Nul ne retiendra que la société de Claude Bébéar était le seul assureur à avoir accepté de signer un tel contrat avec l'Unapei, fédération d'associations de parents d'enfants handicapés, qui lui coûtait 50 millions de francs par an. Ni qu'elle soutenait depuis dix ans les associations de handicapés via Axa Atout cœur. En termes d'image, Axa passe désormais pour une compagnie d'assurances qui cherche à faire du profit sur le dos des handicapés. « En situation de crise, toute communication peut être interprétée de travers », souligne Dominique Fouchard, secrétaire général d'Axa Atout cœur, justifiant le fait que l'assureur n'ait pas cherché à rectifier le tir, en évoquant son combat en faveur des handicapés. « L'entreprise qui s'engage socialement sans le dire sera bientôt plus pénalisée que celle qui ne fait rien », ajoute-t-il, très dépité, reconnaissant qu'en interne les salariés, en particulier les derniers embauchés, ont eu le sentiment que leur entreprise tenait un double discours.

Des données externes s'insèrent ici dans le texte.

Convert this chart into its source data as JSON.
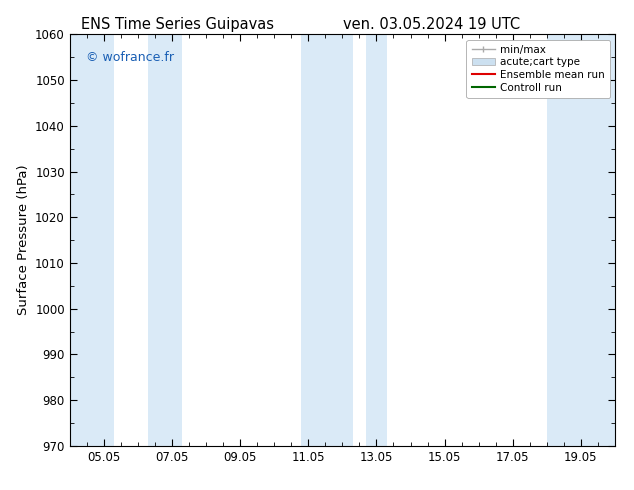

Aux yeux de Jan Noterdaeme, coordinateur du Réseau européen des entreprises pour la cohésion sociale, toute démarche sociale s'avère efficace « si elle est voulue en haut, acceptée par le bas et qu'elle fait partie intégrante de la stratégie de l'entreprise ».Gare aux images qui ne collent pas à la réalité, à la démotivation des collaborateurs ou aux opérations trop ostensiblement publicitaires ! Adepte du scandale, Benetton multiplie les campagnes « engagées » (reality campaigns) sur les condamnés à mort, les handicapés ou les malades du sida. Mais, d'après un sondage réalisé en 1998, la firme italienne est la marque la plus boycottée en France… après McDonald's.